Real-estate price index
A weekly housing-market index, base 100 at the first recorded week.
For each ISO week (Mon-anchored): index = 100 · medianSale(week) / medianSale(firstWeek) Sales filtered to $200 … $3,000,000 to drop rent/title-transfer noise and parse errors.
Why median, why weekly
The median resists the outliers that wreck a mean in a thin market, and weekly buckets smooth the low sale count. The index is rebased to 100 at the first week we have data, so it reads as a percentage move from launch, not an absolute price.
Data sources
Discord archiveforum
Update cadence
Recomputes whenever new property transactions are parsed; a new point appears each week that has at least one qualifying sale.
Known gaps
Low weekly volume makes the index jumpy — a single week with few sales can swing it. It tracks all plot types together, so a mix shift (e.g. a run of commercial sales) can move the index without any true price change. The $200 floor / $3M ceiling is a blunt noise filter that may also clip a few legitimate sales.
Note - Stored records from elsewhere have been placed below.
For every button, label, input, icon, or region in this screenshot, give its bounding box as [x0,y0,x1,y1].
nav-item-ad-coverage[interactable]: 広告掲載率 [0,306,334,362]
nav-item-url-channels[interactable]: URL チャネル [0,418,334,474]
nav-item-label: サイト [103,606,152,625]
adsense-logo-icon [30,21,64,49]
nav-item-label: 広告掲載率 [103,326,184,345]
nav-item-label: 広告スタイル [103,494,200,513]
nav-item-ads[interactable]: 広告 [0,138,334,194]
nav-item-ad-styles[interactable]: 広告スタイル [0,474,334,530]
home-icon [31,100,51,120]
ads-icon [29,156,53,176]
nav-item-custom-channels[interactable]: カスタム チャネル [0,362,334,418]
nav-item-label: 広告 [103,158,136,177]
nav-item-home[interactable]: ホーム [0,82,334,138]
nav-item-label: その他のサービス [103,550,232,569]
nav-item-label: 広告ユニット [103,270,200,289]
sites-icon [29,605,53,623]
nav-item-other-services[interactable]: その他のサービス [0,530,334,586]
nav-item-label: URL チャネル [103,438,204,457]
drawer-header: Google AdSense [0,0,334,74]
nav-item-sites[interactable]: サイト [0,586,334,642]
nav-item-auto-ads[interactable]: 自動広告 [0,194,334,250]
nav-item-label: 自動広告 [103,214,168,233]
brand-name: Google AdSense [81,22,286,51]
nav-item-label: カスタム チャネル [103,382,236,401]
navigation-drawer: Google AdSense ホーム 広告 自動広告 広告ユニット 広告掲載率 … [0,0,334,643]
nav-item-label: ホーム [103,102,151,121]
Market move & breadth (commodities)
A crude commodity-index move and how broad it is, from our own snapshot diff.
Market move = median per-item % change between two ChestShop snapshots Breadth = share of tracked items that rose Sectors = ChestShop volume grouped by item category (share of total)
How it's computed
We compare the latest ChestShop pricing snapshot against the prior one and take the medianitem's percent change as the headline market move — the median, not the mean, so a single spiking item can't hijack the index. Breadth is the fraction of items up, distinguishing a broad rally from a narrow one. Crucially we diff our own captured snapshots and ignore the noisy in-API bot price field.
Data sources
economy API
Update cadence
Per snapshot — moves need two snapshots to exist, so history builds over the first few captures.
Known gaps
Only items priced in both snapshots count. Thinly-traded items can show large, mostly meaningless swings. Sector categories are our own mapping and a few items may land in "Other". This measures shop-listed prices, not cleared trade volume.
Risk read — The Mint (peg health)
Whether the Mint's listed instruments can actually be redeemed at their stated peg.
For each instrument we track: redeem ratio, peg health, listed face, circulation, par buy/sell. Stress flag fires when peg health reads "partial", "no market", or "redeem" (constrained redemption).
What it means
The Mint issues instruments meant to redeem at a fixed peg. The redeem ratio and a peg-health label tell you whether redemption is actually honored at face. When health reads partial, no market, or redeem-constrained, the peg is under stress — the instrument may not convert back to cash at its stated value. Our home pages count broken pegs and flag the Mint as "HOT" when any are stressed.
Data sources
economy APIinferred
Update cadence
Per Mint snapshot — we read the most recent capture of each instrument.
Known gaps
Redeem ratio and peg-health labels are captured as reported, not independently audited — if the upstream feed is stale or mislabels an instrument, the read inherits that. The stress test is a keyword match on the health label, so an unusual phrasing could be missed. This is a liquidity/redemption flag, not a full solvency model of the Mint.
Found a number that looks wrong? Most likely it's a parse caveat described above — these are models over public data, not official server statistics.